Monsieur le Président, Lors de votre déplacement aux Antilles...

AMIANTE, CHLORDECONE et GLYPHOSATE

 

 

Monsieur le Président,

 

Lors de votre déplacement aux Antilles vous avez pris connaissance, concrètement, du scandale du chlordécone et vous y avez déclaré que l’Etat prendra ses responsabilités, responsabilités dont vous avez en même temps fixé les limites, assez restreintes il faut bien le dire.

 

Ce dossier est exemplaire car il est le résultat de l’irresponsabilité, si ce n’est l’incompétence, des dirigeants de notre pays. Mme CRESSON, M. NALLET et M. SOISSON ont, tour à tour, signé des dérogations concernant l’utilisation de ce pesticide avec comme résultat la pollution pour des siècles de nos îles, les transformant de paradis en enfer et entraînant des centaines de morts.

 

Mais c’est aussi l’exemple de l’attention excessive prêtée par nos ministres et vous-même, aux pressions de m lobbys.

 

Dans ce dossier, comme dans celui de l’amiante où la Justice vient de demander un non lieu général, les responsables de tous niveaux sont totalement exonérés, ce qui est un scandale judiciaire et humain, l’impunité étant devenue la règle. Si M. SOISSON n’est plus, Mme CRESSON et M. NALLET sont toujours parmi nous et il convient de les mettre en cause, même si nous savons d’avance que la procédure n’ira pas au bout, ne serait-ce qu’en raison de leur age.

Le dossier Karachi Balladur, sur les rails depuis 25 ans, est un exemple de la lenteur organisée de la Justice. On peut même parler d’a-justice !

 

Quand on a l’honneur de signer les lois et décrets, il faut savoir honorer cette signature et assumer les responsabilités qui découlent des textes que l’on signe !

 

On a l’impression que nos politiciens sont tous devenus des Ponce Pilate !

 

Comment peut-on vous faire confiance dans le dossier du glyphosate puisque la loi prévoit déjà les dérogations…ce qui permettra, dans 15 ou 20 ans, à l’un de vos successeurs de déclarer comme vous, que l’Etat prendra ses responsabilités.

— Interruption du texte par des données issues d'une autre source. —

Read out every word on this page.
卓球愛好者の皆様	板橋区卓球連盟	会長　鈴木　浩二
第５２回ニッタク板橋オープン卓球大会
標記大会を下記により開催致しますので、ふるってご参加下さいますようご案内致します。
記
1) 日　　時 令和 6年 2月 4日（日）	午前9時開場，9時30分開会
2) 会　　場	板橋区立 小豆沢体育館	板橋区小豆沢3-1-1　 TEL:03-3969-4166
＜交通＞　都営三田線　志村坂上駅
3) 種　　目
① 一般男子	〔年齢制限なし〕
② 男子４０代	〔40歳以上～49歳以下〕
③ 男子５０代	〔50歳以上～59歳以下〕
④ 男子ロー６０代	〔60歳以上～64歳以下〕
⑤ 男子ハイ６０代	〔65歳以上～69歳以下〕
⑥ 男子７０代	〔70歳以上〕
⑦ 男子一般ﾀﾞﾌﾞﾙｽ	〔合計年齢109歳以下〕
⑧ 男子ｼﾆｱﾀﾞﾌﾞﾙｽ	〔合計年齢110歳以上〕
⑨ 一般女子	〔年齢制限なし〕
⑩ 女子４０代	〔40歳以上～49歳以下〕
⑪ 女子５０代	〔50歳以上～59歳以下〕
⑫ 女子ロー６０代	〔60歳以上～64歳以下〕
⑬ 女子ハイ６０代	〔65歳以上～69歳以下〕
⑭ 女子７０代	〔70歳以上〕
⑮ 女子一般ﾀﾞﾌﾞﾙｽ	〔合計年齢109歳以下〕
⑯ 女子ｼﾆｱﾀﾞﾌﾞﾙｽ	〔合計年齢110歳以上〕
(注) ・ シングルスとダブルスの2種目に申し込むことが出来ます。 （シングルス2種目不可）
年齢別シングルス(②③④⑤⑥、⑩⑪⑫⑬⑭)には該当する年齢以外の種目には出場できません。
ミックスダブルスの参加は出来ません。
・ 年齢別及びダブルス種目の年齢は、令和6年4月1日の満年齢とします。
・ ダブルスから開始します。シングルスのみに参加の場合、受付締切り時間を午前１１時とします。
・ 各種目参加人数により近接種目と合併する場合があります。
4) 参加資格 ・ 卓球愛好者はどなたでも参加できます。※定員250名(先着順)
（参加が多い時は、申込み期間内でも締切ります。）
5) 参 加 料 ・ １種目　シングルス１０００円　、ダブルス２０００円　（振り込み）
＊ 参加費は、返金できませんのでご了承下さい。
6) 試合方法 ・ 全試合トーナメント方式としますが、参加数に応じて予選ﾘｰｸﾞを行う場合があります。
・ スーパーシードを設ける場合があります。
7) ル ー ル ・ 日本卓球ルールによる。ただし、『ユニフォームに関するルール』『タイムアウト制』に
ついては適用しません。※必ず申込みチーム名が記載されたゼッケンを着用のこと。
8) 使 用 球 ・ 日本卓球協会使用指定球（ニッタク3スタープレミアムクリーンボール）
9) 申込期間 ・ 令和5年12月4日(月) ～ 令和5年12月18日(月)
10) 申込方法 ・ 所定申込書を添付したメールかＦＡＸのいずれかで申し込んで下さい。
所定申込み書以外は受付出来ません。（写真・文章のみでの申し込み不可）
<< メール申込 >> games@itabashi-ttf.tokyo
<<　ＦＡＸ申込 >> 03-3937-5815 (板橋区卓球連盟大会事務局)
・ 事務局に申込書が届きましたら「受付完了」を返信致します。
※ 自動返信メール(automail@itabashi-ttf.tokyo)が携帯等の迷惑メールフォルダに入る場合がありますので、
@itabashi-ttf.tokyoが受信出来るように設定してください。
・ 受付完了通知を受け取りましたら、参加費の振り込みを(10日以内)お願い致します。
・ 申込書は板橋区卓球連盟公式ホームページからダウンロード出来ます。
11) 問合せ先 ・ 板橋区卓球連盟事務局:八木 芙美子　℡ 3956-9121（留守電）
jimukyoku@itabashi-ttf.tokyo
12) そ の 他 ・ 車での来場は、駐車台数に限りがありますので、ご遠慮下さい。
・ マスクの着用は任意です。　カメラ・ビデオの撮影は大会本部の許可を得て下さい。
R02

Accepterez-vous d’assumer la responsabilité des maladies, malformations, morts et autres dégâts qui résulteront des dérogations que vous mettez en place aujourd’hui ?

Pourtant dans ce dossier, le délai de rois ans accordé pour arriver à la suppression du glyphosate, devrait être suffisant pour permettre aux agriculteurs de modifier leurs conditions d’exploitation et aux industriels de lui trouver un remplaçant. En fait je suis persuadé que la formule du remplaçant du glyphosate est déjà dans les tiroirs de l’industrie chimique.

 

En accordant à l’avance des dérogations, vous mettez en place les conditions des misères à venir et vous hypothéquez notre avenir.

 

Désolé, mais ce n’est pas comme cela que je me représente le nouveau monde.

 

Comme toute critique se doit d’être constructive, vous pourriez exiger de la part des industriels, mais aussi des laboratoires de recherches nationaux comme l’INRA, de mettre au point un produit destiné à neutraliser le chlordécone afin de redonner aux Antilles une fertilité sans risque associé.